WASHINGTON — The House of Representatives on Jan. 29 approved by a vote of 251 to 166 the Agricultural Act of 2014, the Senate-House conference report comprising a compromise farm bill to replace the Food, Conservation and Energy Act of 2008, whose extended tenure expired on Oct. 1, 2013. The conference report now will be debated and voted upon in the Senate. If the Senate passes the Agricultural Act of 2014, the legislation will be sent to the White House for the president’s signature. The White House indicated the president will sign the act as written, which would end a congressional odyssey to hammer out a new farm act that has lasted nearly three years.

Enactment also would prevent the resurrection of obsolete farm programs embodied in “permanent law,” i.e. the Farm Act of 1949. The most immediate effect of such a reversion to permanent law would have been to require the U.S. Department of Agriculture to begin purchasing milk from producers at levels much higher than the market price, which, in turn, would have prodded a spike in retail milk prices in the next several weeks.

The Congressional Budget Office indicated that the farm bill, including the sequester, will yield $23 billion in cuts in agriculture and nutrition spending over 10 years compared with the current farm law. Farm program spending would be reduced $18.4 billion over 10 years, conservation program spending would be reduced $6.1 billion, and spending on nutrition programs would be reduced $8 billion.

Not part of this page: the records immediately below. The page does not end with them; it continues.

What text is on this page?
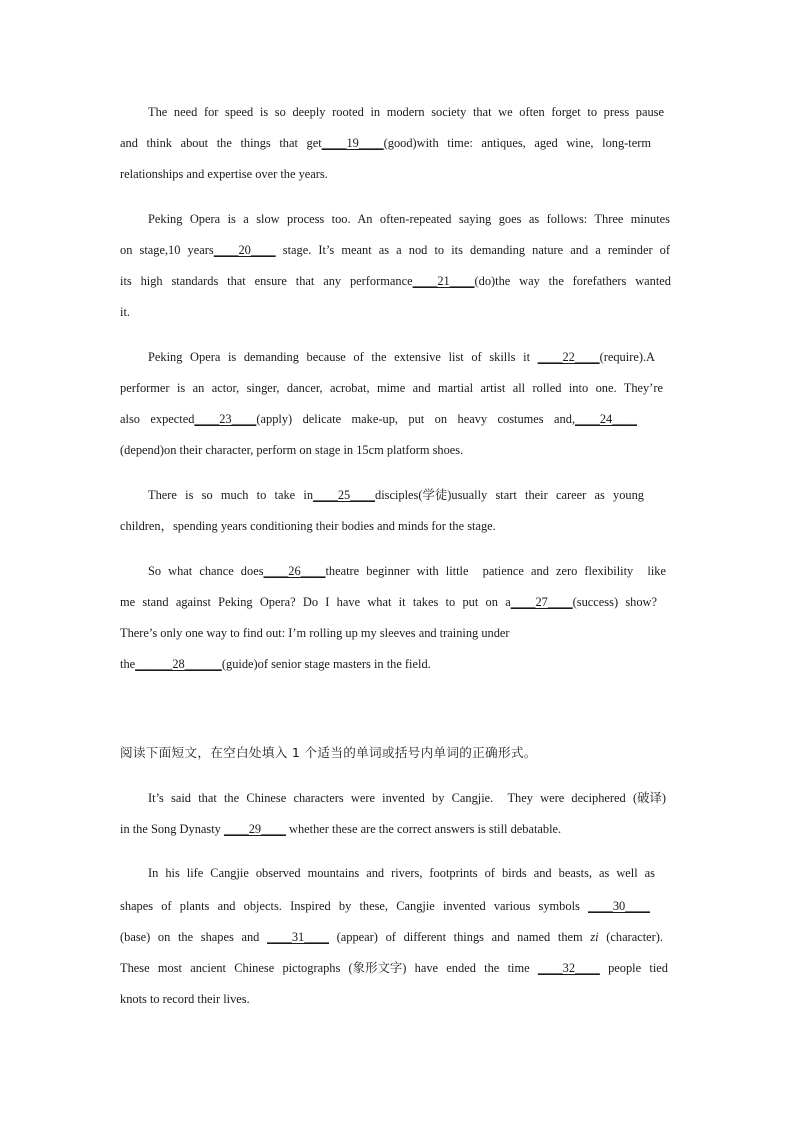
The need for speed is so deeply rooted in modern society that we often forget to press pause
and think about the things that get____19____(good)with time: antiques, aged wine, long-term
relationships and expertise over the years.
Peking Opera is a slow process too. An often-repeated saying goes as follows: Three minutes
on stage,10 years____20____ stage. It’s meant as a nod to its demanding nature and a reminder of
its high standards that ensure that any performance____21____(do)the way the forefathers wanted
it.
Peking Opera is demanding because of the extensive list of skills it ____22____(require).A
performer is an actor, singer, dancer, acrobat, mime and martial artist all rolled into one. They’re
also expected____23____(apply) delicate make-up, put on heavy costumes and,____24____
(depend)on their character, perform on stage in 15cm platform shoes.
There is so much to take in____25____disciples(学徒)usually start their career as young
children，spending years conditioning their bodies and minds for the stage.
So what chance does____26____theatre beginner with little  patience and zero flexibility  like
me stand against Peking Opera? Do I have what it takes to put on a____27____(success) show?
There’s only one way to find out: I’m rolling up my sleeves and training under
the______28______(guide)of senior stage masters in the field.
阅读下面短文，在空白处填入 1 个适当的单词或括号内单词的正确形式。
It’s said that the Chinese characters were invented by Cangjie.  They were deciphered (破译)
in the Song Dynasty ____29____ whether these are the correct answers is still debatable.
In his life Cangjie observed mountains and rivers, footprints of birds and beasts, as well as
shapes of plants and objects. Inspired by these, Cangjie invented various symbols ____30____
(base) on the shapes and ____31____ (appear) of different things and named them zi (character).
These most ancient Chinese pictographs (象形文字) have ended the time ____32____ people tied
knots to record their lives.
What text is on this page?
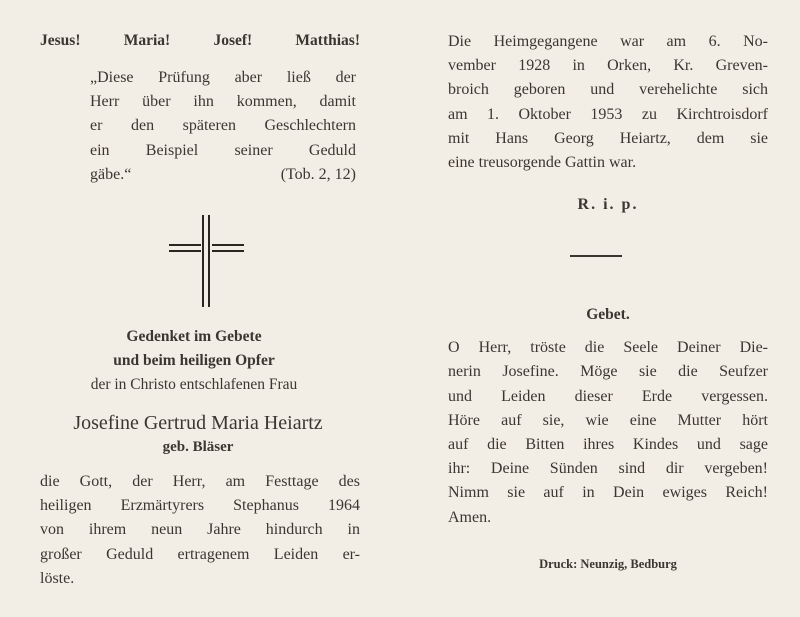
Jesus!	Maria!	Josef!	Matthias!
„Diese Prüfung aber ließ der
Herr über ihn kommen, damit
er den späteren Geschlechtern
ein Beispiel seiner Geduld
gäbe.“	(Tob. 2, 12)
Gedenket im Gebete
und beim heiligen Opfer
der in Christo entschlafenen Frau
Josefine Gertrud Maria Heiartz
geb. Bläser
die Gott, der Herr, am Festtage des
heiligen Erzmärtyrers Stephanus 1964
von ihrem neun Jahre hindurch in
großer Geduld ertragenem Leiden er-
löste.
Die Heimgegangene war am 6. No-
vember 1928 in Orken, Kr. Greven-
broich geboren und verehelichte sich
am 1. Oktober 1953 zu Kirchtroisdorf
mit Hans Georg Heiartz, dem sie
eine treusorgende Gattin war.
R. i. p.
Gebet.
O Herr, tröste die Seele Deiner Die-
nerin Josefine. Möge sie die Seufzer
und Leiden dieser Erde vergessen.
Höre auf sie, wie eine Mutter hört
auf die Bitten ihres Kindes und sage
ihr: Deine Sünden sind dir vergeben!
Nimm sie auf in Dein ewiges Reich!
Amen.
Druck: Neunzig, Bedburg
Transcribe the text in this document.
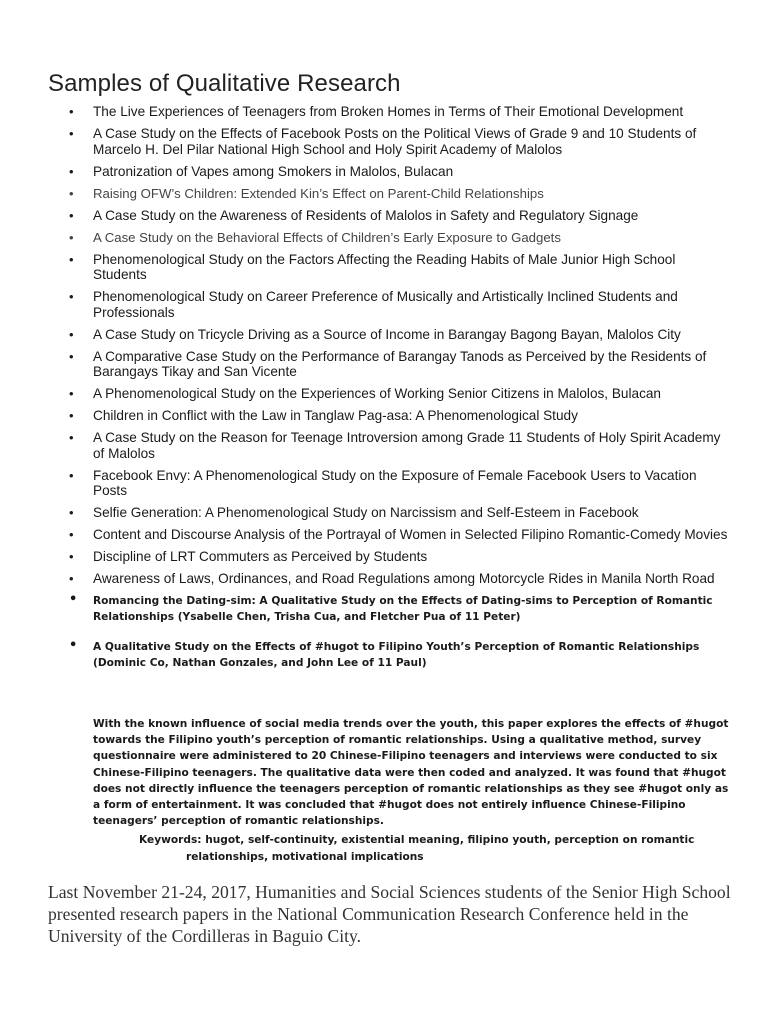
Samples of Qualitative Research
• The Live Experiences of Teenagers from Broken Homes in Terms of Their Emotional Development
• A Case Study on the Effects of Facebook Posts on the Political Views of Grade 9 and 10 Students of Marcelo H. Del Pilar National High School and Holy Spirit Academy of Malolos
• Patronization of Vapes among Smokers in Malolos, Bulacan
• Raising OFW’s Children: Extended Kin’s Effect on Parent-Child Relationships
• A Case Study on the Awareness of Residents of Malolos in Safety and Regulatory Signage
• A Case Study on the Behavioral Effects of Children’s Early Exposure to Gadgets
• Phenomenological Study on the Factors Affecting the Reading Habits of Male Junior High School Students
• Phenomenological Study on Career Preference of Musically and Artistically Inclined Students and Professionals
• A Case Study on Tricycle Driving as a Source of Income in Barangay Bagong Bayan, Malolos City
• A Comparative Case Study on the Performance of Barangay Tanods as Perceived by the Residents of Barangays Tikay and San Vicente
• A Phenomenological Study on the Experiences of Working Senior Citizens in Malolos, Bulacan
• Children in Conflict with the Law in Tanglaw Pag-asa: A Phenomenological Study
• A Case Study on the Reason for Teenage Introversion among Grade 11 Students of Holy Spirit Academy of Malolos
• Facebook Envy: A Phenomenological Study on the Exposure of Female Facebook Users to Vacation Posts
• Selfie Generation: A Phenomenological Study on Narcissism and Self-Esteem in Facebook
• Content and Discourse Analysis of the Portrayal of Women in Selected Filipino Romantic-Comedy Movies
• Discipline of LRT Commuters as Perceived by Students
• Awareness of Laws, Ordinances, and Road Regulations among Motorcycle Rides in Manila North Road
• Romancing the Dating-sim: A Qualitative Study on the Effects of Dating-sims to Perception of Romantic Relationships (Ysabelle Chen, Trisha Cua, and Fletcher Pua of 11 Peter)
• A Qualitative Study on the Effects of #hugot to Filipino Youth’s Perception of Romantic Relationships (Dominic Co, Nathan Gonzales, and John Lee of 11 Paul)

With the known influence of social media trends over the youth, this paper explores the effects of #hugot towards the Filipino youth’s perception of romantic relationships. Using a qualitative method, survey questionnaire were administered to 20 Chinese-Filipino teenagers and interviews were conducted to six Chinese-Filipino teenagers. The qualitative data were then coded and analyzed. It was found that #hugot does not directly influence the teenagers perception of romantic relationships as they see #hugot only as a form of entertainment. It was concluded that #hugot does not entirely influence Chinese-Filipino teenagers’ perception of romantic relationships.

Keywords: hugot, self-continuity, existential meaning, filipino youth, perception on romantic
relationships, motivational implications

Last November 21-24, 2017, Humanities and Social Sciences students of the Senior High School presented research papers in the National Communication Research Conference held in the University of the Cordilleras in Baguio City.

The Agricultural Act would end direct payments to producers that began 18 years ago and whose aim at that time was to begin weaning producers from previous income protection subsidies. Instead, the direct payments became the fixture in recent farm bills even as they increasingly became viewed as indefensible, especially at a time of both strong farm prices and tightening budgets across all levels of government. The bill would bolster support to crop insurance programs, which have become the centerpiece of federal support to production agriculture.

The bill would reduce spending on the Supplemental Nutrition Assistance Program by an estimated $8 billion over 10 years. Congressional agriculture committee leaders asserted the cuts largely would be achieved by cracking down on what were claimed to be excessive payments to individuals in states that provide token amounts of home heating assistance to SNAP households in order to allow them to secure higher food and nutrition benefits than otherwise would be the case. Bill proponents asserted the spending cuts would not remove anyone from the SNAP program while ensuring that every person receives the benefits they are intended to receive under the rules of the program.

The bill would do this by preventing states from listing a utility bill on an individual’s food assistance application unless the person receives at least $20 per year in home heating assistance, or if the person produces his or her utility bill.

“This change does not affect 96% of SNAP recipients,” said a spokesman for the Senate Committee on Agriculture, Nutrition and Forestry. “All recipients will continue to receive 100% of the SNAP benefits their actual expenses call for under the current rules of the program. The 2014 Farm Bill does not remove anyone from the SNAP program.”

The Senate in its original farm bill authorized a $4 billion cut in SNAP funding over 10 years, whereas the House in its nutrition bill called for $39 billion in cuts.

The Agricultural Act would leave intact the protectionist sugar program, retain country-of-origin labeling (COOL) on meat and poultry products, and introduce a compromise reform of the dairy program.